According to the SEC’s order instituting an administrative proceeding, AirTouch shipped approximately $1.24 million of inventory to the Florida company, and Kanakubo and Kaiser reported the shipped inventory as revenue on AirTouch’s Form 10-Q, despite not having received any payment or any commitment to purchase the equipment from the Florida company or any third party. They also signed certifications falsely attesting to the accuracy of the company’s financial results.
The SEC’s Enforcement Division further alleges that Kanakubo and Kaiser made false and misleading statements and omissions to an investor they solicited for a $2 million short-term bridge loan to the company in exchange for a promissory note and a warrant to purchase common stock. On Oct. 17, 2012, AirTouch received the loan of $2 million from the investor, and two days later Kanakubo approved a $15,000 bonus payment to Kaiser for his work on raising capital. The same day, Kanakubo authorized a $15,000 payment to himself in connection with unused vacation time.

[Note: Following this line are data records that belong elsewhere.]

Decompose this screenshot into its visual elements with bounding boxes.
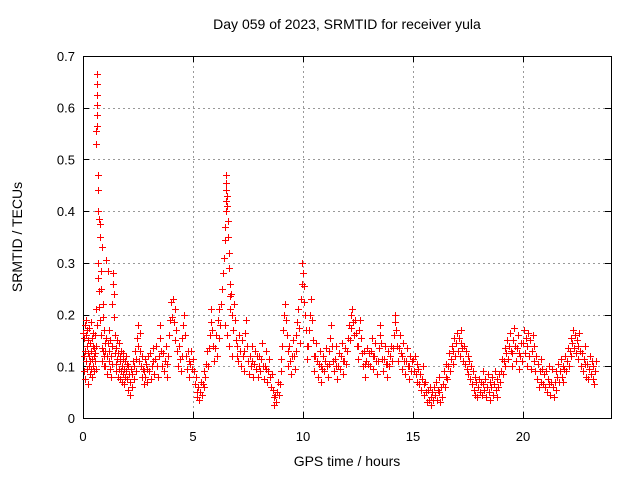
y-tick-label: 0.5 — [57, 152, 75, 167]
chart-title: Day 059 of 2023, SRMTID for receiver yul… — [213, 16, 481, 32]
y-tick-label: 0.3 — [57, 256, 75, 271]
y-tick-label: 0 — [68, 411, 75, 426]
x-tick-label: 20 — [516, 429, 530, 444]
x-tick-label: 10 — [296, 429, 310, 444]
y-tick-label: 0.1 — [57, 359, 75, 374]
x-tick-label: 15 — [406, 429, 420, 444]
y-tick-label: 0.4 — [57, 204, 75, 219]
y-tick-label: 0.7 — [57, 49, 75, 64]
plot-border — [83, 56, 612, 419]
y-tick-label: 0.2 — [57, 308, 75, 323]
y-tick-label: 0.6 — [57, 101, 75, 116]
x-axis-label: GPS time / hours — [293, 453, 401, 469]
x-tick-label: 0 — [79, 429, 86, 444]
x-tick-label: 5 — [189, 429, 196, 444]
data-points-plus-markers — [80, 71, 600, 409]
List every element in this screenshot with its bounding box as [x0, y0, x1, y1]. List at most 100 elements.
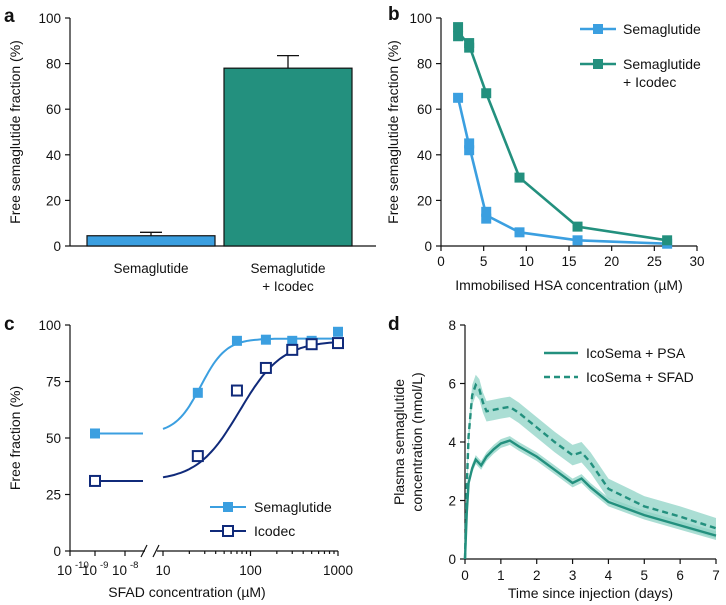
x-tick-label: 3 [569, 568, 577, 583]
data-point [259, 361, 272, 374]
data-point [305, 338, 318, 351]
data-point [333, 326, 343, 337]
y-axis-title: Free semaglutide fraction (%) [385, 40, 401, 224]
data-point [260, 334, 271, 345]
legend-label: Semaglutide [623, 56, 701, 72]
data-point [286, 343, 299, 356]
y-tick-label: 2 [448, 494, 456, 509]
x-tick-label: 100 [239, 563, 262, 578]
data-point [662, 235, 673, 246]
x-tick-label: 7 [712, 568, 720, 583]
y-tick-label: 0 [53, 239, 61, 254]
y-axis-title: Free fraction (%) [7, 386, 23, 490]
y-tick-label: 100 [38, 11, 61, 26]
y-tick-label: 8 [448, 318, 456, 333]
y-tick-label: 75 [46, 375, 61, 390]
legend-label: + Icodec [623, 74, 676, 90]
x-tick-label: 10 [57, 563, 72, 578]
y-tick-label: 6 [448, 377, 456, 392]
legend-label: Icodec [254, 523, 295, 539]
panel-letter-b: b [388, 4, 400, 25]
data-point [514, 227, 525, 238]
fit-curve [162, 337, 338, 430]
y-tick-label: 20 [46, 193, 61, 208]
data-point [464, 38, 475, 49]
x-tick-label: 20 [604, 254, 619, 269]
x-tick-label: 10 [82, 563, 97, 578]
data-point [192, 387, 203, 398]
x-tick-label: 0 [461, 568, 469, 583]
data-point [453, 22, 464, 33]
x-tick-label: 10 [112, 563, 127, 578]
y-axis-title: Free semaglutide fraction (%) [7, 40, 23, 224]
x-category-label: + Icodec [262, 279, 314, 294]
x-tick-exponent: -10 [75, 560, 89, 571]
bar [223, 67, 353, 247]
panel-letter-d: d [388, 314, 400, 335]
y-tick-label: 60 [417, 102, 432, 117]
y-tick-label: 25 [46, 488, 61, 503]
confidence-band [465, 374, 716, 559]
y-tick-label: 4 [448, 435, 456, 450]
data-point [481, 206, 492, 217]
panel-letter-a: a [4, 6, 15, 27]
x-tick-label: 30 [689, 254, 704, 269]
x-tick-label: 5 [480, 254, 488, 269]
y-tick-label: 80 [417, 57, 432, 72]
y-tick-label: 0 [53, 544, 61, 559]
data-point [332, 337, 344, 350]
fit-curve [162, 341, 339, 479]
y-tick-label: 60 [46, 102, 61, 117]
x-tick-label: 6 [676, 568, 684, 583]
y-tick-label: 80 [46, 57, 61, 72]
legend-label: Semaglutide [254, 499, 332, 515]
x-tick-label: 0 [437, 254, 445, 269]
x-tick-label: 1000 [323, 563, 353, 578]
data-point [230, 384, 243, 397]
data-point [572, 235, 583, 246]
data-point [572, 221, 583, 232]
x-tick-label: 25 [647, 254, 662, 269]
legend-marker [593, 24, 603, 34]
legend-marker [593, 59, 603, 69]
series-line [463, 439, 717, 560]
x-category-label: Semaglutide [113, 261, 188, 276]
legend-label: IcoSema + SFAD [586, 369, 694, 385]
data-point [453, 92, 464, 103]
x-tick-label: 2 [533, 568, 541, 583]
y-tick-label: 0 [448, 552, 456, 567]
data-point [481, 88, 492, 99]
bar [86, 235, 216, 247]
x-axis-title: Immobilised HSA concentration (µM) [455, 277, 682, 293]
x-axis-title: Time since injection (days) [508, 585, 673, 601]
series-line [463, 382, 717, 560]
x-category-label: Semaglutide [250, 261, 325, 276]
x-tick-label: 1 [497, 568, 505, 583]
x-tick-label: 10 [155, 563, 170, 578]
y-axis-title: Plasma semaglutide [391, 379, 407, 505]
data-point [90, 428, 100, 439]
x-tick-label: 15 [561, 254, 576, 269]
legend-marker [222, 525, 234, 537]
y-tick-label: 100 [409, 11, 432, 26]
data-point [191, 450, 204, 463]
axis-break-mark [152, 544, 160, 558]
data-point [514, 172, 525, 183]
data-point [89, 474, 101, 487]
panel-b-line-chart: 0 20 40 60 80 100 0 5 10 15 20 25 30 Semaglutide Semag… [385, 11, 705, 293]
series-line [456, 97, 668, 246]
y-tick-label: 0 [424, 239, 432, 254]
data-point [481, 213, 492, 224]
x-tick-exponent: -8 [130, 560, 138, 571]
x-axis-title: SFAD concentration (µM) [108, 584, 265, 600]
legend-marker [223, 502, 233, 512]
y-tick-label: 20 [417, 193, 432, 208]
panel-a-bar-chart: 0 20 40 60 80 100 Semaglutide Semaglutide + Icod… [7, 11, 376, 294]
x-tick-label: 10 [519, 254, 534, 269]
axis-break-mark [140, 544, 148, 558]
y-tick-label: 40 [46, 148, 61, 163]
data-point [231, 335, 242, 346]
y-tick-label: 40 [417, 148, 432, 163]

According to the SEC’s order, Kanakubo, who lives in Irvine, Calif., and Kaiser, who lives in Chowchilla, Calif., withheld key information about the inventory shipments to the Florida entity from AirTouch’s board of directors and controller -- as well as its outside independent accountant.
The SEC’s order alleges that AirTouch, Kanakubo, and Kaiser violated the antifraud provisions of the federal securities laws, and asserts that Kaiser’s violations constituted willful conduct.